A high school student in Sudbury is celebrating a big win at a national science fair after winning the top prize. 

Brendan Matusch did his project in a field that is growing, he built a self-driving vehicle.

Step aside Elon Musk; Brendan Matush might just take your job!

The grade 10 Lo-Ellen Park Secondary student created a self-driving go-cart for Rainbow District School Board's annual science fair.

"I was interested in autonomous driving, both because I had seen a couple projects at the Canada-wide in previous years that did well in that field, and also because of how much, I guess, public interest the field is getting with companies like Tesla and Google developing autonomous cars." said Matusch.

From there he went on to compete at the Sudbury Regional Science Fair and then to the 2018 Canada-Wide Science Fair last week, where he won the best project award. 

Matusch says this is just the beginning of things he hopes to accomplish in the field of science.

"I want to, hopefully, go to University of Waterloo for software engineering and then, I guess, my long-term goal is to go to Silicon Valley and work in the machine learning and AI industry there." said Matusch.

Jeff McKibbon is the Principal of Lo-Ellen Park Secondary School.

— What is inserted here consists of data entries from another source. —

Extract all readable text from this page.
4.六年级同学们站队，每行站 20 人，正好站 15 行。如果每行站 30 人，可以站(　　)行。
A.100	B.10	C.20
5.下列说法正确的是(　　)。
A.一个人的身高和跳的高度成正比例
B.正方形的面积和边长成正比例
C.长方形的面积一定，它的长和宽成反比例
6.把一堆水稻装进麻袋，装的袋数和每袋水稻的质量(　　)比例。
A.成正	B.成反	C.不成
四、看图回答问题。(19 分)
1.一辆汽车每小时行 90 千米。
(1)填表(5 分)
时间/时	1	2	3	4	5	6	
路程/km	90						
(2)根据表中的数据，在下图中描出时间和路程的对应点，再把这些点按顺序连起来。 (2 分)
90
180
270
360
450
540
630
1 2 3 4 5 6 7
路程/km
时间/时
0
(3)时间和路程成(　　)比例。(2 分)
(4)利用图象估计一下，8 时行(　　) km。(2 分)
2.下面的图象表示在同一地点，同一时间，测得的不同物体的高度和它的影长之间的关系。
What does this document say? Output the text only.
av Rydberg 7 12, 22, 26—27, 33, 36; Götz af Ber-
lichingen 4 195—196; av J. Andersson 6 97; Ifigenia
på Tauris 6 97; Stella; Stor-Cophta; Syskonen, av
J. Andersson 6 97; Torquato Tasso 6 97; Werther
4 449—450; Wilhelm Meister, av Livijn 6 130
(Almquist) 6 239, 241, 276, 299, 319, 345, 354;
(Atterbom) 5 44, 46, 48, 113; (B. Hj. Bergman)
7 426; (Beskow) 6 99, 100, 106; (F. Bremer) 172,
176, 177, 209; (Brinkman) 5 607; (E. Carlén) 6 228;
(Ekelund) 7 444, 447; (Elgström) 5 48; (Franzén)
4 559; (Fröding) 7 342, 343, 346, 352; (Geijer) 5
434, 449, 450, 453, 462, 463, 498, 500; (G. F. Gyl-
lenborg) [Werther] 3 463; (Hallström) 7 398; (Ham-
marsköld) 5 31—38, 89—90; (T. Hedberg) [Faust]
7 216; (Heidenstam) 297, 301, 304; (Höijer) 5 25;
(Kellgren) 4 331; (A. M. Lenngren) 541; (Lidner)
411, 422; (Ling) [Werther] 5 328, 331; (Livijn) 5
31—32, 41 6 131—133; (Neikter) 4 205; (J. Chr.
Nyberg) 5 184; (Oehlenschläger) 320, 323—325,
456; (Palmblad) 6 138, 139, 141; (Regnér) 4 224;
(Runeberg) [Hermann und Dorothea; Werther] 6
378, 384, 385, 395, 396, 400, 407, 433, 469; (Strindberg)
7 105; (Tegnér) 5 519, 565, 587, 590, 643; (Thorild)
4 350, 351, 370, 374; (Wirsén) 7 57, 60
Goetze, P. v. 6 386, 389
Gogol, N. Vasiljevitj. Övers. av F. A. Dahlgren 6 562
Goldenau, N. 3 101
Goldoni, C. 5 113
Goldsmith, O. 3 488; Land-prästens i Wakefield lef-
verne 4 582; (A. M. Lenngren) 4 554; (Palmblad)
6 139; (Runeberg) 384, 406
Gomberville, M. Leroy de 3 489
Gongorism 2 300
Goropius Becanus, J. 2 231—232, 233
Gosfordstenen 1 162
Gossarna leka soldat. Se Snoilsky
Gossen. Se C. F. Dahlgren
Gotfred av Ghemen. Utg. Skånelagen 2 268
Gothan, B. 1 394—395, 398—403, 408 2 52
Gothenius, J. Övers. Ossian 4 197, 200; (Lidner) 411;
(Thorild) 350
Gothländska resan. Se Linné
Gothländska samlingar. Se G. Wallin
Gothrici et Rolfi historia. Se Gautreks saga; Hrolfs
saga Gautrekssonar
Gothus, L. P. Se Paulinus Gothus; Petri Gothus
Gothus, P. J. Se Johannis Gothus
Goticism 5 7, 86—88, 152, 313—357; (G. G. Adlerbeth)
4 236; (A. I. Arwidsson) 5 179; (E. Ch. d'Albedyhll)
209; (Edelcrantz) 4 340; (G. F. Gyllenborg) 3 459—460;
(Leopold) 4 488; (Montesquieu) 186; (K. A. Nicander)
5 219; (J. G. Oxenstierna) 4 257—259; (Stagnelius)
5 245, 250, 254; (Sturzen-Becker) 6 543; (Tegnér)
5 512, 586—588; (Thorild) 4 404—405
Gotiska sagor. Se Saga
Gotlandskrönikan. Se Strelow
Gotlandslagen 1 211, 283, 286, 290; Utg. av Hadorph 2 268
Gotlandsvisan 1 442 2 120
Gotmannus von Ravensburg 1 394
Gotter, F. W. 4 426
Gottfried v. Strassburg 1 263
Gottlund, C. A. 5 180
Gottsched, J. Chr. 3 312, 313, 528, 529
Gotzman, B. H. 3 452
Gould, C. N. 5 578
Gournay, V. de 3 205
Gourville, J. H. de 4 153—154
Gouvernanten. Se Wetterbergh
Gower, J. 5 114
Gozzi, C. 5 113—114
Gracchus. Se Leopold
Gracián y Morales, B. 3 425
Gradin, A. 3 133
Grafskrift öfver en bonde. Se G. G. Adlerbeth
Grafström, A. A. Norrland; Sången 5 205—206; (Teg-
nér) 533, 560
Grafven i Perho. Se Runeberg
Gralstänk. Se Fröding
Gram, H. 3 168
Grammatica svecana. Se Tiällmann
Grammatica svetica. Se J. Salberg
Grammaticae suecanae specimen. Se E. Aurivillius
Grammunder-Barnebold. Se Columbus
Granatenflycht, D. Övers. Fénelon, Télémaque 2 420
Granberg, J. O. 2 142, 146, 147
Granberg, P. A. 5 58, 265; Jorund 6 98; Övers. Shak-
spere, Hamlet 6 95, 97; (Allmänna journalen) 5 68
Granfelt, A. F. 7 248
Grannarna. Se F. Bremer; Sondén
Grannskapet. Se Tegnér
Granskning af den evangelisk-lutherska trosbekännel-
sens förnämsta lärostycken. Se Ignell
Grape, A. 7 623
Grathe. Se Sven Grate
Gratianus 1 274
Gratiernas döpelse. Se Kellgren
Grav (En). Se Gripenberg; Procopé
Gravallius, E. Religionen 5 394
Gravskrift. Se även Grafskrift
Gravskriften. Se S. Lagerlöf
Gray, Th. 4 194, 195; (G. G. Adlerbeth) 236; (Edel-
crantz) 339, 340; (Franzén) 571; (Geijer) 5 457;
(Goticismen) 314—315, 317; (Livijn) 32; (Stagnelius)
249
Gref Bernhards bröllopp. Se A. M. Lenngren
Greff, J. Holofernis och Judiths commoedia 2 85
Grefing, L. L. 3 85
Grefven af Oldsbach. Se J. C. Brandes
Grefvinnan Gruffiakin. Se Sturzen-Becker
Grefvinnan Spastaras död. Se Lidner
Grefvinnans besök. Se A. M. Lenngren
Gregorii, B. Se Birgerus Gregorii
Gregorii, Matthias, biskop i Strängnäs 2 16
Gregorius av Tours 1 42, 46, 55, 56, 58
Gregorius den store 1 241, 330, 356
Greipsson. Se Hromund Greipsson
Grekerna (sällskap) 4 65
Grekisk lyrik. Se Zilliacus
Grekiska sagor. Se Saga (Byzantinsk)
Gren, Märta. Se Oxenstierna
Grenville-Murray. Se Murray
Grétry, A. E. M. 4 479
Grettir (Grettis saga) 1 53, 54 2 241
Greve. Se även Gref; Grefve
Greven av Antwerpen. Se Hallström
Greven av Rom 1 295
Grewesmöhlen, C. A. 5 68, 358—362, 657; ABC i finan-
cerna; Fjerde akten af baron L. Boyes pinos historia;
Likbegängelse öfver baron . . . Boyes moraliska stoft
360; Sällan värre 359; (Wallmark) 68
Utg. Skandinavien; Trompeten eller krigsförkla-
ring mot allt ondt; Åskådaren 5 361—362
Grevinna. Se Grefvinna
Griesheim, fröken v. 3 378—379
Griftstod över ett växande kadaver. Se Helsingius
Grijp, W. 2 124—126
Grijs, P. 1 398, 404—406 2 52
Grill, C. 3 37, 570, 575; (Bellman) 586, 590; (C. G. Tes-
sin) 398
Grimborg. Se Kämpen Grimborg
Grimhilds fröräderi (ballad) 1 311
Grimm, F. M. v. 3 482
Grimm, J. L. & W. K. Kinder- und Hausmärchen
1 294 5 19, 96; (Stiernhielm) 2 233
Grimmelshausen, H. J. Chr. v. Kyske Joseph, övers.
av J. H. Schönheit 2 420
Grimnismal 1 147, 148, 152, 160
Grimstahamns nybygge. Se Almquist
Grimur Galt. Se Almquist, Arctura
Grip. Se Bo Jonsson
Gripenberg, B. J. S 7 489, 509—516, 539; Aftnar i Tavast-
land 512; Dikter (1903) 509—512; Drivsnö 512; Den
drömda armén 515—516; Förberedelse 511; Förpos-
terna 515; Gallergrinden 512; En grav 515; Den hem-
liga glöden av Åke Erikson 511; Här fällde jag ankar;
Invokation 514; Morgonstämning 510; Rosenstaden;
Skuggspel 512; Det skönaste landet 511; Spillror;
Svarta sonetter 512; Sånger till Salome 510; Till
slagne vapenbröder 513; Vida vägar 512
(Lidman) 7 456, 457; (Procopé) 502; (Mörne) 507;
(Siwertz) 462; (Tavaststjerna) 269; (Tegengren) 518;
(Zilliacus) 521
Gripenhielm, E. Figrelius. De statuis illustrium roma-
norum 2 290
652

"It brings us a lot of pride to have Brendon win best project in the show. What a lot of people don't know is that he's had similar results in computer contests, math contests, spelling contests. It's been a pretty special and unique year for Brendon. Yeah, to have someone like that come from our hallways brings us a lot of pride." said McKibbon.

 

Along with the prize money, Matusch also won a fully-funded trip to compete with his project at the European Union contest for young scientists in Dublin, Ireland this September.